I was a Sophomore in high school and one of my friends let me listen to it on his portable CD player. For whatever reason, late in Spring, the idea came up to drive up to the mountains for a day of skiing. I don’t remember who brought it up, but my parents offered to drive. We woke up at 5am, one Saturday morning, and 3 of my friends came along. I had known these guys since 1st grade. We went to grammar school together and then to the same high school. By this point, though, we had started to drift apart, so it was one of those throw back trips that we all seem to need.
High school does that to kids. When we are all confronted with becoming adults, we are forced to look in ourselves and realize, or maybe decide who we will be. We start forming the sort of lives we want to lead. The four of us hadn’t hung out much for months, and hadn’t done anything like this for a year at least. That trip to the mountains would be our last outing together. We had just become too different.

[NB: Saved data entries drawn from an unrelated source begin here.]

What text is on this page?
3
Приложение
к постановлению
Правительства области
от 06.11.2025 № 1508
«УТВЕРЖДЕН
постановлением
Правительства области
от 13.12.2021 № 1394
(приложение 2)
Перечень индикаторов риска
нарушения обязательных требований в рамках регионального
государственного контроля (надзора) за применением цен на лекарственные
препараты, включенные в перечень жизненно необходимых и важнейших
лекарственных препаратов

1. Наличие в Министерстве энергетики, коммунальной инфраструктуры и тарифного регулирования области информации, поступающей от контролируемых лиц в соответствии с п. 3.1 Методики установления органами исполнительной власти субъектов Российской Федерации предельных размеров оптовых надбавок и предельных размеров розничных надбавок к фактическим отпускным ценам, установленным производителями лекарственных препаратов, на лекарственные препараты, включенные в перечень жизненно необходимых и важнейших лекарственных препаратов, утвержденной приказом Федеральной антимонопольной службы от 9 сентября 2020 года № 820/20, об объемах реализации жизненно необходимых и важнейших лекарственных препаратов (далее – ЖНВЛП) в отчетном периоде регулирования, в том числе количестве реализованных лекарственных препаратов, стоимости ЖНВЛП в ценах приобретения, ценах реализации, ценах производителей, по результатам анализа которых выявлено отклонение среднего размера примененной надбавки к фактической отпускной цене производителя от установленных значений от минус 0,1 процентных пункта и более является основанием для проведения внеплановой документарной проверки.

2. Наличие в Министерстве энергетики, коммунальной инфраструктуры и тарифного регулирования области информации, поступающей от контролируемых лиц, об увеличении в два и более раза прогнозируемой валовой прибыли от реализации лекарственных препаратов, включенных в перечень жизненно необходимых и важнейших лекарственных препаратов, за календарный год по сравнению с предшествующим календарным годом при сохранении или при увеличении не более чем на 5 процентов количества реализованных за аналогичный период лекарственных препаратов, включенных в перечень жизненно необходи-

For one day though, we shared some good times, and some songs on a CD player. The day of skiing was memorable for sure, too. The highlight of the day was the first run down an intermediate slope. The two of us who had skied before were a little shaky, yet we tried to give the other two some help. At the top, once we got of the lift, we were all surprised to see one of the newbies, tear off down the slope. I thought he had played us about not knowing how to sky. The other guy who knew how to sky went down after him to find out. I stayed up to help the fourth down.
When we got to the bottom, there was a great story of how he really hadn’t known how to sky, and just figured pointing them straight downhill would be simple enough. Fortunately he didn’t hit anyone, but he did crash in the middle of a bunch of people, and sprayed snow all over some lady. He also got yelled at for going too fast, and nearly killing someone. It was all good fun.
On the way home we piled into my dad’s Chevy extended cab and headed home. About 20 minutes into the 3 hour drive the CD player came out, and surprisingly it got passed around. We all got a chance to really listen to Nirvana.
Like I said, we had been drifting apart and now belonged to slightly different crowds, but the music made us all connect. There were no issues sharing and being quite while the others listened. We were sharing something important, something special. It felt good knowing we all were on the same page and felt the same way about this guy wailing away. It wasn’t so much that the music was good, but that it was our music. It was and for our generation. My parents didn’t know what we were listening to. The radio station hadn’t started playing it. Courtney Love hadn’t started defiling her husband’s music. Before all that, and Cobain’s demise, Nirvana was grunge for us gen-Xers. He wasn’t a genius, or a master, as his suicide has suggested to some. The music was just a representation of a certain sentiment at our given time.
So much music is that way, and every generation seems to have moments of clarity and voice, along with every individual. There is nothing particularly meaningful in that point, but its fun to be reminded of our youthful discoveries once in a while.